Fuad Dzul Haq selaku moderator dalam aksi tersebut menyampaikan beberapa problematika dari hal tersebut. Salah satunya Kementrian Agama tidak menetapkan peraturan Program Wajib Ma’had kepada seluruh PTKIN terutama UIN Walisongo Semarang, melainkan hanya memberikan pedoman program ma’had yang berkiblat kepada UIN Maulana Malik Ibrahim Malang. Kebijakan tersebut bersifat opsional dari masing-masing (Perguruan Tinggi Keagamaan Islam Negeri)  PTKIN. Selain itu, beberapa permasalahan mengenai fasilitas, makanan, dan beberapa kebijakan yang tidak sesuai dari yang informasi yang telah disampaikan. 

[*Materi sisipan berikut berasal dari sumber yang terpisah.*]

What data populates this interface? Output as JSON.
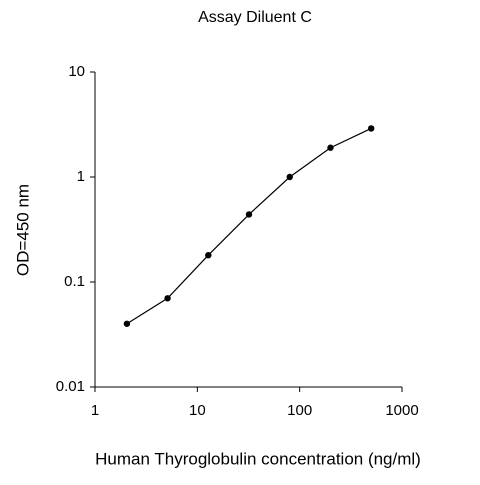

Beberapa mahasiswa baru baik dari Program Ma’had Jamiah maupun program mitra pondok turut menyampaikan suara mereka dalam aksi tersebut.

“Pintu kamar mandi sudah bolong, tidak ada pengait pintunya, wifi tidak hidup sama sekali, mendapat lemari yang kecil, bantal sudah banyak ilerannya, kloset mampet, atap kamar tidur bocor, diberi makanan basi sudah lebih dari tiga kali, lift cuma dua untuk 1000 orang, dan banyak perlengkapan yang sudah tidak layak pakai," ucap RMW salah satu mahasiswi program Ma’had Jamiah Walisongo.

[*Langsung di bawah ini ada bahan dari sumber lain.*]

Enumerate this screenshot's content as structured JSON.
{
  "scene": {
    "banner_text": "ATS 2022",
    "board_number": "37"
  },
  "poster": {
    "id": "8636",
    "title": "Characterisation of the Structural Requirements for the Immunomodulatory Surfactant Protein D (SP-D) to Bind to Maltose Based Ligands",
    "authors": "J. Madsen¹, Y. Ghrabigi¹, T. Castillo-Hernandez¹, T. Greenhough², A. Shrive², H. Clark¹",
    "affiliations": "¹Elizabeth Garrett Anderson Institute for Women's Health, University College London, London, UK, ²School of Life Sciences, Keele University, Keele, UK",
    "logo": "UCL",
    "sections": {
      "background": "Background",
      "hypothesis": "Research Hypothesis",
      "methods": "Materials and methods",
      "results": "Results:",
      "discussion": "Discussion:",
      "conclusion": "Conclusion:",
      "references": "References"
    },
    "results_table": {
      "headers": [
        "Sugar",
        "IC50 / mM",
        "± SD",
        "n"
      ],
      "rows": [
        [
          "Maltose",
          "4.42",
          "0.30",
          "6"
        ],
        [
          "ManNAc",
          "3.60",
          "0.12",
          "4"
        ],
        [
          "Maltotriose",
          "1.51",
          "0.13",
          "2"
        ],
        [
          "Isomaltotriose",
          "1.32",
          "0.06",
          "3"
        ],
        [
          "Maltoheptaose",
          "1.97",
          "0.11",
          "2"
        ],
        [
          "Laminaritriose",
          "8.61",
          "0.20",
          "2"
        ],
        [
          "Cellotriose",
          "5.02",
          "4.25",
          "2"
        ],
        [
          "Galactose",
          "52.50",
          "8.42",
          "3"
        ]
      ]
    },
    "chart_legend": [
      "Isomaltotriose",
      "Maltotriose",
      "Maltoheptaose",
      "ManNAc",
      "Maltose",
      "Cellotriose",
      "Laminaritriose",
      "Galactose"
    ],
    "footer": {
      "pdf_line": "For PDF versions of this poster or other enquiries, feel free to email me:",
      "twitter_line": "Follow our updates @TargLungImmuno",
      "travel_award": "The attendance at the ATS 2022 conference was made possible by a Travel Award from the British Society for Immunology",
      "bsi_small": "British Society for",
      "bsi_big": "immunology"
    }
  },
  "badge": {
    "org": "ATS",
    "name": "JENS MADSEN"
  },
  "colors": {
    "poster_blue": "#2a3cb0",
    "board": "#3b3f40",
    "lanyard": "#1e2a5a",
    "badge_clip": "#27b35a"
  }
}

FJ juga turut menambahkan dalam kesempatan tersebut.

“Setiap menjelang magrib semua alat teknologi dikumpulkan di loker sehingga saya sering ketinggalan informasi dari kampus dan satu kamar diisi lima puluh orang lebih mahasiswa. Padahal dari pihak Universitas sendiri hanya menyediakan tiga puluh kasur sehingga kita sering tidur di lantai," ucap FJ, salah satu mahasiswa yang mengikuti program pondok mitra. 

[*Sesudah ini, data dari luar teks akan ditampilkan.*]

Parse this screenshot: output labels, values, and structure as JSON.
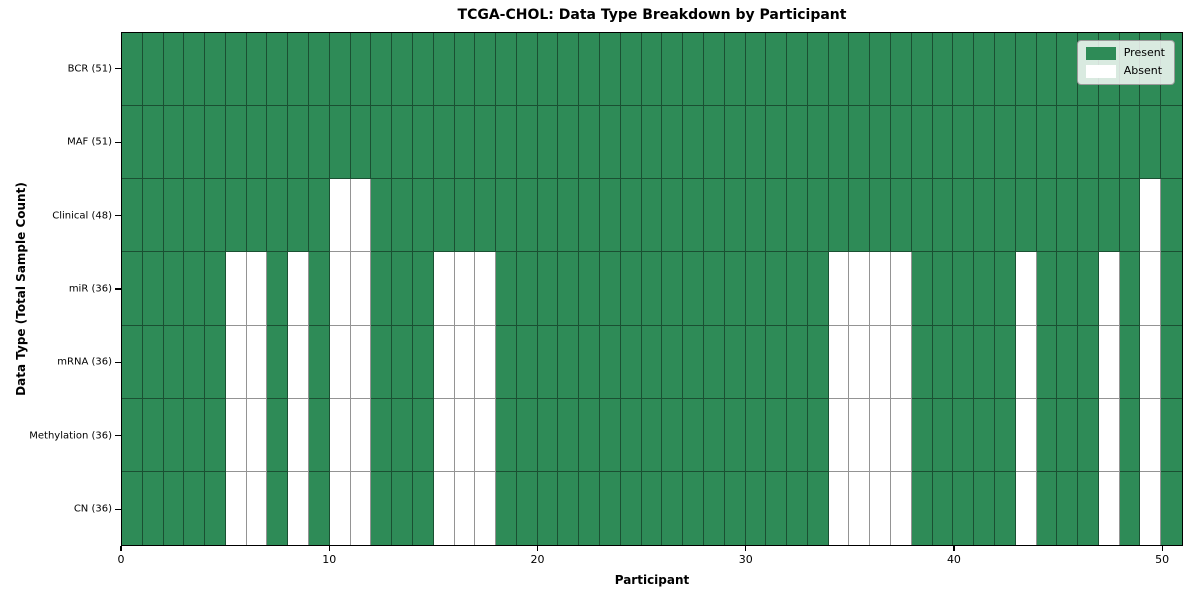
{
  "chart_data": {
    "type": "heatmap",
    "title": "TCGA-CHOL: Data Type Breakdown by Participant",
    "xlabel": "Participant",
    "ylabel": "Data Type (Total Sample Count)",
    "n_participants": 51,
    "x_ticks": [
      0,
      10,
      20,
      30,
      40,
      50
    ],
    "xlim": [
      0,
      51
    ],
    "grid": true,
    "rows": [
      {
        "label": "BCR (51)",
        "present_count": 51,
        "absent_participants": []
      },
      {
        "label": "MAF (51)",
        "present_count": 51,
        "absent_participants": []
      },
      {
        "label": "Clinical (48)",
        "present_count": 48,
        "absent_participants": [
          10,
          11,
          49
        ]
      },
      {
        "label": "miR (36)",
        "present_count": 36,
        "absent_participants": [
          5,
          6,
          8,
          10,
          11,
          15,
          16,
          17,
          34,
          35,
          36,
          37,
          43,
          47,
          49
        ]
      },
      {
        "label": "mRNA (36)",
        "present_count": 36,
        "absent_participants": [
          5,
          6,
          8,
          10,
          11,
          15,
          16,
          17,
          34,
          35,
          36,
          37,
          43,
          47,
          49
        ]
      },
      {
        "label": "Methylation (36)",
        "present_count": 36,
        "absent_participants": [
          5,
          6,
          8,
          10,
          11,
          15,
          16,
          17,
          34,
          35,
          36,
          37,
          43,
          47,
          49
        ]
      },
      {
        "label": "CN (36)",
        "present_count": 36,
        "absent_participants": [
          5,
          6,
          8,
          10,
          11,
          15,
          16,
          17,
          34,
          35,
          36,
          37,
          43,
          47,
          49
        ]
      }
    ],
    "legend": {
      "position": "upper right",
      "entries": [
        {
          "label": "Present",
          "color": "#2e8b57"
        },
        {
          "label": "Absent",
          "color": "#ffffff"
        }
      ]
    },
    "colors": {
      "present": "#2e8b57",
      "absent": "#ffffff",
      "cell_edge": "rgba(0,0,0,0.42)",
      "axis": "#000000",
      "background": "#ffffff"
    }
  }
}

Bukan hanya mahasiswa baru, terdapat Alumni Ma’had juga yang turut menyuarakan suara mereka. Salah satunya AR, merupakan salah satu alumni program wajib Ma’had tahun kemarin yang diberikan kepada mahasiswa baru jalur (Ujian Masuk Perguruan Tinggi Keagamaan Islam Negeri)  UMPTKIN dan Mandiri selama 2 semester. Dikarenakan AR hanya mengikuti program tersebut selama satu semester dan tidak membayar kekurangan administrasi pembayaran dari semester berikutnya. Ia mendapat ancaman dari Bendahara Ma’had Jamiáh Walisongo, jika tidak segera melunasi kekurangan administrasi pembayaran tersebut pada tanggal 3 Agustus, maka ia tidak dapat memperoleh ijin akses masuk pada sistem walisiadiknya. 

“Kita diberi ancaman terkait kebijakan tersebut, jika tidak membayar sebanyak Rp.3.000.000,00 pada tanggal 3 Agustus, walisiadik tidak dapat di akses kembali," papar AR (Alumni Ma'had Jamiah Walisongo). 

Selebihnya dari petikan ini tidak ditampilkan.